The romance got going again when Moses tried to get a better fix on the identity of this Presence, this invisible Awesome One, the Ineffable. "What is your name?" he dared to ask. And the answer came (in John Courtney Murray's provocative translation): "I am he who will be there with you" (Exod. 3:14). This was his name. It was all Moses needed to know; maybe it was all he could know. "I am he who will be there with you; count on it."
No one on earth at that time could have predicted the spectacular rise and dismal falls of the people who were created by the promise implicit in God's name. Unpredictable circumstances combined with an uncontrolled compulsion to commit national suicide kept their future in constant doubt. Only the power of the promise kept them together. The One whose name is "I am he who will be there with you" kept coming back to them.

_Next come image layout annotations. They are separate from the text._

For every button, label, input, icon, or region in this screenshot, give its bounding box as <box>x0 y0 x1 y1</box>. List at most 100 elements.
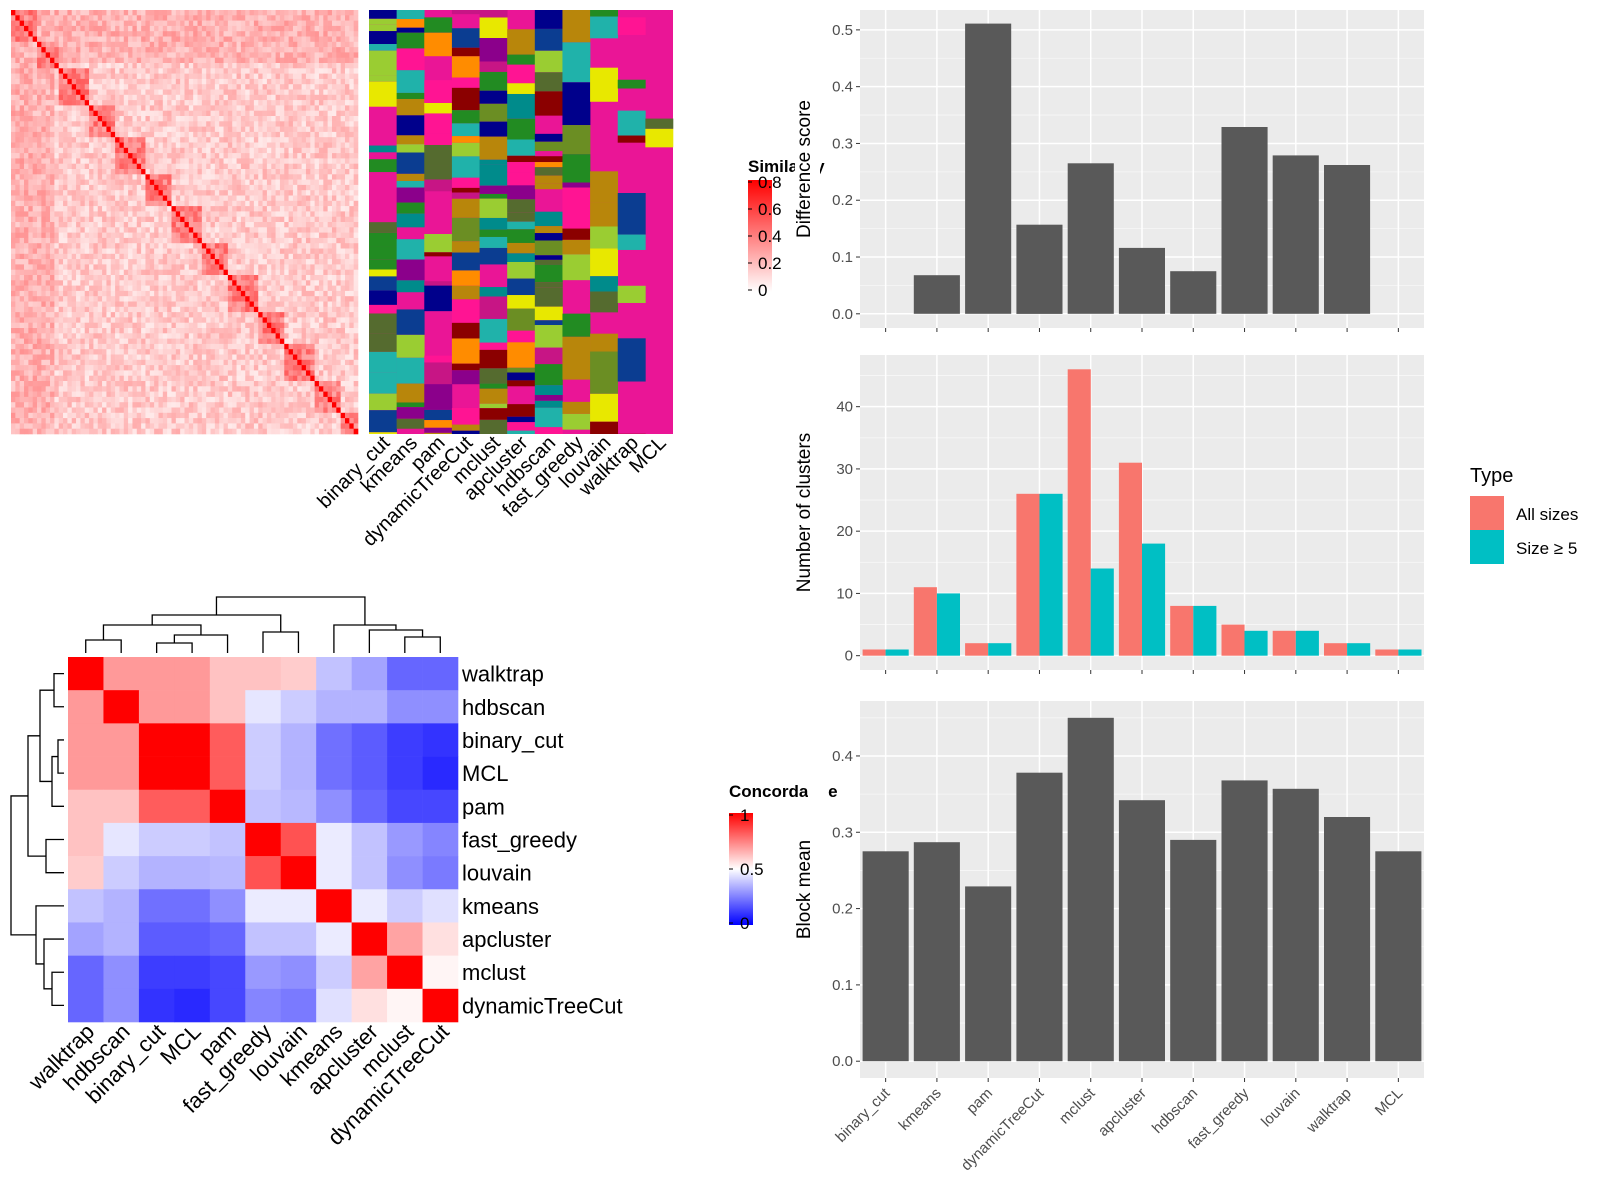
similarity-cell <box>314 179 320 186</box>
similarity-cell <box>327 248 333 255</box>
similarity-cell <box>236 68 242 74</box>
similarity-cell <box>340 312 346 318</box>
similarity-cell <box>171 169 177 175</box>
similarity-cell <box>119 301 125 308</box>
similarity-cell <box>227 78 233 85</box>
similarity-cell <box>232 232 237 239</box>
similarity-cell <box>58 184 64 191</box>
similarity-cell <box>184 131 190 138</box>
similarity-cell <box>128 52 133 58</box>
similarity-cell <box>123 285 129 292</box>
similarity-cell <box>93 312 99 318</box>
similarity-cell <box>162 137 168 143</box>
similarity-cell <box>19 47 25 53</box>
similarity-cell <box>271 200 276 207</box>
similarity-cell <box>275 52 281 58</box>
similarity-cell <box>106 47 112 53</box>
similarity-cell <box>149 301 155 308</box>
similarity-cell <box>24 328 29 334</box>
similarity-cell <box>271 153 276 159</box>
similarity-cell <box>80 20 86 27</box>
similarity-cell <box>201 78 207 85</box>
similarity-cell <box>123 232 129 239</box>
similarity-cell <box>297 259 302 265</box>
similarity-cell <box>284 142 289 149</box>
similarity-cell <box>162 227 168 233</box>
similarity-cell <box>305 41 311 48</box>
similarity-cell <box>128 142 133 149</box>
similarity-cell <box>141 163 146 170</box>
similarity-cell <box>292 63 298 69</box>
similarity-cell <box>253 174 259 180</box>
similarity-cell <box>50 20 55 27</box>
similarity-cell <box>262 41 268 48</box>
similarity-cell <box>119 89 125 96</box>
similarity-cell <box>28 206 33 212</box>
similarity-cell <box>314 63 320 69</box>
similarity-cell <box>37 126 42 133</box>
similarity-cell <box>141 301 146 308</box>
similarity-cell <box>245 179 250 186</box>
similarity-cell <box>279 84 285 90</box>
similarity-cell <box>32 253 38 260</box>
similarity-cell <box>314 195 320 202</box>
similarity-cell <box>110 301 116 308</box>
similarity-cell <box>340 52 346 58</box>
similarity-cell <box>11 301 16 308</box>
similarity-cell <box>28 31 33 37</box>
similarity-cell <box>50 301 55 308</box>
similarity-cell <box>327 179 333 186</box>
similarity-cell <box>50 243 55 249</box>
similarity-cell <box>180 232 185 239</box>
similarity-cell <box>19 285 25 292</box>
similarity-cell <box>132 47 138 53</box>
similarity-cell <box>141 25 146 32</box>
similarity-cell <box>353 264 359 270</box>
similarity-cell <box>349 190 354 196</box>
similarity-cell <box>67 306 73 313</box>
similarity-cell <box>271 63 276 69</box>
similarity-cell <box>158 222 164 228</box>
similarity-cell <box>197 184 203 191</box>
similarity-cell <box>271 94 276 101</box>
similarity-cell <box>236 36 242 43</box>
similarity-cell <box>188 275 194 281</box>
similarity-cell <box>132 195 138 202</box>
similarity-cell <box>340 232 346 239</box>
similarity-cell <box>245 237 250 244</box>
similarity-cell <box>76 179 81 186</box>
similarity-cell <box>206 232 211 239</box>
similarity-cell <box>19 232 25 239</box>
similarity-cell <box>162 184 168 191</box>
similarity-cell <box>305 243 311 249</box>
similarity-cell <box>24 306 29 313</box>
similarity-cell <box>45 222 51 228</box>
similarity-cell <box>236 169 242 175</box>
similarity-cell <box>249 163 255 170</box>
similarity-cell <box>102 94 107 101</box>
similarity-cell <box>154 190 159 196</box>
similarity-cell <box>76 36 81 43</box>
similarity-cell <box>115 158 120 164</box>
similarity-cell <box>188 153 194 159</box>
similarity-cell <box>32 137 38 143</box>
similarity-cell <box>63 100 68 106</box>
similarity-cell <box>158 137 164 143</box>
similarity-cell <box>188 89 194 96</box>
similarity-cell <box>279 216 285 223</box>
similarity-cell <box>275 84 281 90</box>
similarity-cell <box>110 322 116 329</box>
similarity-cell <box>262 275 268 281</box>
similarity-cell <box>232 126 237 133</box>
similarity-cell <box>201 222 207 228</box>
similarity-cell <box>344 105 350 111</box>
similarity-cell <box>171 131 177 138</box>
similarity-cell <box>162 290 168 297</box>
similarity-cell <box>301 169 307 175</box>
similarity-cell <box>123 78 129 85</box>
similarity-cell <box>327 264 333 270</box>
similarity-cell <box>76 190 81 196</box>
similarity-cell <box>80 73 86 80</box>
similarity-cell <box>206 296 211 302</box>
similarity-cell <box>158 206 164 212</box>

Then, in an unsuspecting setting, a man from Galilee talked to his friends about sealing the ancient promise in his blood and, a day later, he spilled it over God's ground on a mound they called Golgotha. "I am he who will be there with you" was there with us, dying, then rising, and then being there with us to the end of the world.

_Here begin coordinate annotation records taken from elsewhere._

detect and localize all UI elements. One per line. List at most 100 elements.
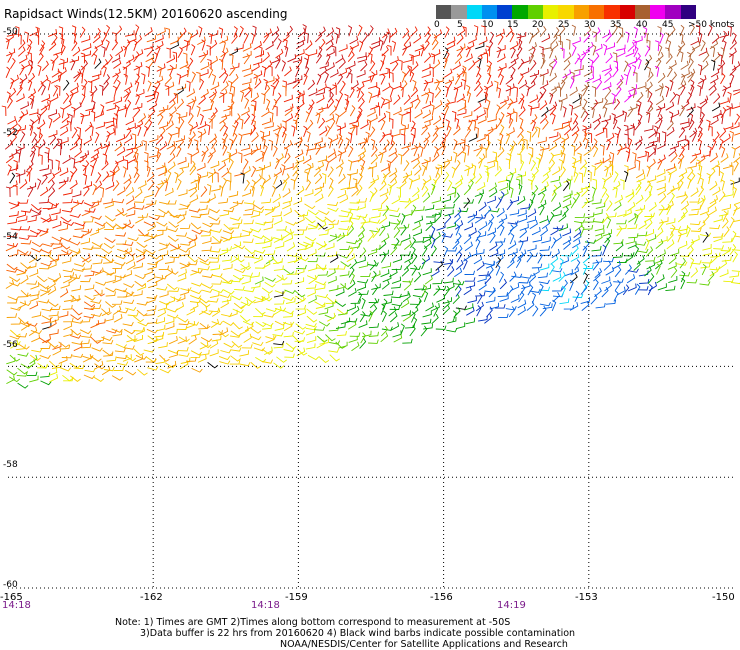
wind-barb — [228, 309, 238, 318]
wind-barb — [347, 25, 353, 37]
wind-barb — [327, 185, 334, 197]
wind-barb — [477, 94, 487, 103]
wind-barb — [16, 269, 26, 276]
wind-barb — [136, 309, 148, 317]
wind-barb — [540, 57, 546, 69]
wind-barb — [117, 309, 129, 314]
wind-barb — [592, 178, 597, 190]
wind-barb — [670, 151, 678, 163]
wind-barb — [101, 365, 111, 376]
wind-barb — [644, 59, 650, 71]
wind-barb — [421, 186, 429, 197]
wind-barb — [691, 149, 701, 157]
wind-barb — [709, 267, 719, 277]
wind-barb — [646, 66, 652, 78]
wind-barb — [127, 155, 137, 164]
wind-barb — [347, 279, 356, 290]
wind-barb — [148, 216, 160, 221]
wind-barb — [638, 270, 649, 277]
wind-barb — [177, 111, 188, 119]
wind-barb — [202, 222, 214, 228]
wind-barb — [338, 165, 344, 177]
wind-barb — [430, 53, 436, 65]
wind-barb — [197, 36, 206, 46]
wind-barb — [647, 90, 653, 103]
wind-barb — [410, 265, 422, 270]
wind-barb — [422, 234, 432, 244]
wind-barb — [571, 244, 579, 256]
wind-barb — [697, 106, 702, 117]
wind-barb — [720, 153, 729, 163]
wind-barb — [304, 171, 309, 183]
wind-barb — [435, 325, 447, 330]
wind-barb — [647, 273, 655, 284]
wind-barb — [509, 271, 517, 282]
wind-barb — [181, 40, 190, 50]
wind-barb — [114, 261, 126, 266]
wind-barb — [527, 284, 534, 296]
wind-barb — [40, 262, 52, 267]
wind-barb — [260, 130, 271, 139]
wind-barb — [581, 301, 590, 311]
wind-barb — [595, 302, 606, 309]
wind-barb — [69, 249, 81, 254]
wind-barb — [191, 269, 203, 274]
wind-barb — [523, 138, 528, 150]
wind-barb — [133, 262, 144, 269]
wind-barb — [157, 113, 164, 125]
wind-barb — [656, 274, 665, 284]
wind-barb — [582, 110, 589, 122]
wind-barb — [334, 301, 346, 308]
wind-barb — [147, 80, 152, 92]
wind-barb — [143, 348, 155, 353]
wind-barb — [666, 203, 672, 216]
wind-barb — [517, 174, 523, 185]
wind-barb — [252, 204, 264, 210]
wind-barb — [316, 142, 326, 150]
wind-barb — [624, 165, 629, 176]
wind-barb — [325, 334, 336, 342]
wind-barb — [70, 59, 76, 71]
wind-barb — [569, 77, 575, 89]
wind-barb — [106, 54, 113, 65]
wind-barb — [626, 274, 636, 284]
wind-barb — [105, 96, 115, 104]
wind-barb — [572, 156, 582, 165]
wind-barb — [453, 192, 460, 204]
legend-swatch — [665, 5, 681, 19]
wind-barb — [104, 315, 114, 322]
wind-barb — [665, 285, 676, 292]
wind-barb — [157, 106, 166, 117]
wind-barb — [592, 52, 600, 64]
wind-barb — [359, 247, 367, 258]
wind-barb — [636, 91, 644, 103]
wind-barb — [708, 167, 716, 179]
wind-barb — [318, 356, 330, 364]
wind-barb — [603, 257, 614, 263]
wind-barb — [335, 288, 345, 297]
wind-barb — [281, 164, 286, 176]
wind-barb — [221, 167, 230, 178]
wind-barb — [183, 39, 189, 51]
wind-barb — [721, 217, 729, 229]
wind-barb — [540, 226, 549, 237]
wind-barb — [240, 262, 250, 270]
wind-barb — [117, 186, 126, 196]
wind-barb — [16, 169, 26, 177]
wind-barb — [593, 145, 599, 158]
wind-barb — [393, 94, 401, 105]
wind-barb — [167, 314, 179, 319]
wind-barb — [329, 253, 339, 263]
wind-barb — [542, 167, 551, 177]
wind-barb — [326, 86, 331, 98]
wind-barb — [296, 308, 306, 317]
wind-barb — [563, 239, 571, 250]
wind-barb — [5, 186, 11, 198]
wind-barb — [200, 337, 213, 343]
wind-barb — [90, 355, 102, 362]
wind-barb — [325, 114, 335, 123]
wind-barb — [70, 328, 81, 336]
wind-barb — [462, 65, 467, 77]
wind-barb — [113, 198, 125, 204]
wind-barb — [582, 224, 594, 230]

No one on earth now can predict the future of the natives of planet Earth by any evidential data. What will it be, a cosmic garbage heap? Or will it be a new earth where righteousness has finally taken hold? Not a cosmic heap, says Peter: rather, a new earth. How so? By whose crystal ball? According to what indicators, and from what internal evidence? With no crystal ball and no internal evidence, "We wait according to his promise" (II Peter 3:13). Again, the whole thing hangs on a promise.
The data from our own environment, natural or human, is ambiguous at best. James Gustafson published the first volume of his important work on ethics (Ethics in a Theocentric Perspective, Univ. of Chicago Press, 1982), having given it, he tells us, 30 years of homework. In it he shares his melancholy judgment that nothing in nature assures him that nature is essentially friendly to the human species, and nothing disclosed in history confirms the hope that we are on a track leading to the City of God. We all have a humanoid bias that cosmic odds must be tilted in favor of the human race. But there is nothing solid to buttress the anthropocentric prejudice.

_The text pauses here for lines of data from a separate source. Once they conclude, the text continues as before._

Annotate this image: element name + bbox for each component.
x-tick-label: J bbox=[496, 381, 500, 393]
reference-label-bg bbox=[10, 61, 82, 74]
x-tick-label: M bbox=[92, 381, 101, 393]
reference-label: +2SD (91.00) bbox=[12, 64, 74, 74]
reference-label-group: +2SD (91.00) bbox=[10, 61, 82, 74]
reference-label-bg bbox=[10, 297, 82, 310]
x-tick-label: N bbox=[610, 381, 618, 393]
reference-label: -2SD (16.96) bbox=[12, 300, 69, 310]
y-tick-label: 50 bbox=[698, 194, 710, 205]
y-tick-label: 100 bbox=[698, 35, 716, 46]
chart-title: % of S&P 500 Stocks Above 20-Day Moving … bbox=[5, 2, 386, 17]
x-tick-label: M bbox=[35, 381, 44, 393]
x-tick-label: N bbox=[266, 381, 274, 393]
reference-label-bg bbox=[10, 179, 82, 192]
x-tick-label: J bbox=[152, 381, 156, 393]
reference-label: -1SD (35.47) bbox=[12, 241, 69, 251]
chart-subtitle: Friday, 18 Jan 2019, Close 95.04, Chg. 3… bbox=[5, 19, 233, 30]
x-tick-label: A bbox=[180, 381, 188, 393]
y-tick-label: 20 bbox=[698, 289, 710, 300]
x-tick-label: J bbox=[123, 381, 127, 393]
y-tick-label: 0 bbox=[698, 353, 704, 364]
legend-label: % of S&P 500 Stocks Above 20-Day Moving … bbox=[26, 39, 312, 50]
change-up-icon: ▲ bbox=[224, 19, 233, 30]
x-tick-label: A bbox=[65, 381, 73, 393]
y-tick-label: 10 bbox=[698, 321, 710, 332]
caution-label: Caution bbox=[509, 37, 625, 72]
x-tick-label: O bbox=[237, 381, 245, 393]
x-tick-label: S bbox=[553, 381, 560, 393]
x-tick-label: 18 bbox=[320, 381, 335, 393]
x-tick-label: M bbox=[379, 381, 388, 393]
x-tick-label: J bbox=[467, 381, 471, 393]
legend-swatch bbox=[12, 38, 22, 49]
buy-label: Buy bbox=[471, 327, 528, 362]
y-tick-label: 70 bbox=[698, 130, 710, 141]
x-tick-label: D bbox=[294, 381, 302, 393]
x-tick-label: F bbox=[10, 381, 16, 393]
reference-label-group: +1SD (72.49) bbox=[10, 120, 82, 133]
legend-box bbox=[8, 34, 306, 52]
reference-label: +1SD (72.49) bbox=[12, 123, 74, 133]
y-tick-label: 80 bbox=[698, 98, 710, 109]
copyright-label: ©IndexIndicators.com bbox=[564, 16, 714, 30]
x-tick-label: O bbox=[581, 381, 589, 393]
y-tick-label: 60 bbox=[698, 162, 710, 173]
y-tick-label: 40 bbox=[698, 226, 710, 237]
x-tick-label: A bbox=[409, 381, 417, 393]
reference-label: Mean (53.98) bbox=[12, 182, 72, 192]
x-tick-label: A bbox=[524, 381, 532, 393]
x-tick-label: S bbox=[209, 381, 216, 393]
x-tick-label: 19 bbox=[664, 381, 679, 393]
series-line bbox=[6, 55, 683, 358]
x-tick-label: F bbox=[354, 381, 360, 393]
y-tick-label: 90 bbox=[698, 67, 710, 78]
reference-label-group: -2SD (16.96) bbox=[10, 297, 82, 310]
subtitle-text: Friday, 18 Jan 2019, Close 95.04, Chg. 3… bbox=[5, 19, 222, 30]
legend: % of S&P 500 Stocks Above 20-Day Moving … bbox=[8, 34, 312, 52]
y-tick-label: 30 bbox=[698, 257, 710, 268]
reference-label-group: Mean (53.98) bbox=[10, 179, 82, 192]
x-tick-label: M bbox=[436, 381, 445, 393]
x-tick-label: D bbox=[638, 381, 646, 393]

Nothing? Nothing at all—except one thing: a promise made by Someone whose name is "I am he who will be there with you."
Human destiny rests on a promise freely given and reliably remembered. Besides providing a believing basis for hope, this means that whenever you and I make and keep a promise we are as close to being like God as we can ever be. When you say to anyone that you will be there with her, you are only a millimeter beneath the angels.
Freedom comes alive in a promise
Whenever a mere human being makes a promise, he stakes a claim on freedom. A promise is a momentous claim that the person who makes it has the power to act freely to bring order and dependability into the unpredictable future. If you fear, as I do, our penchant for promise breaking, consider this: it is almost a miracle that anyone should ever dare to make a promise.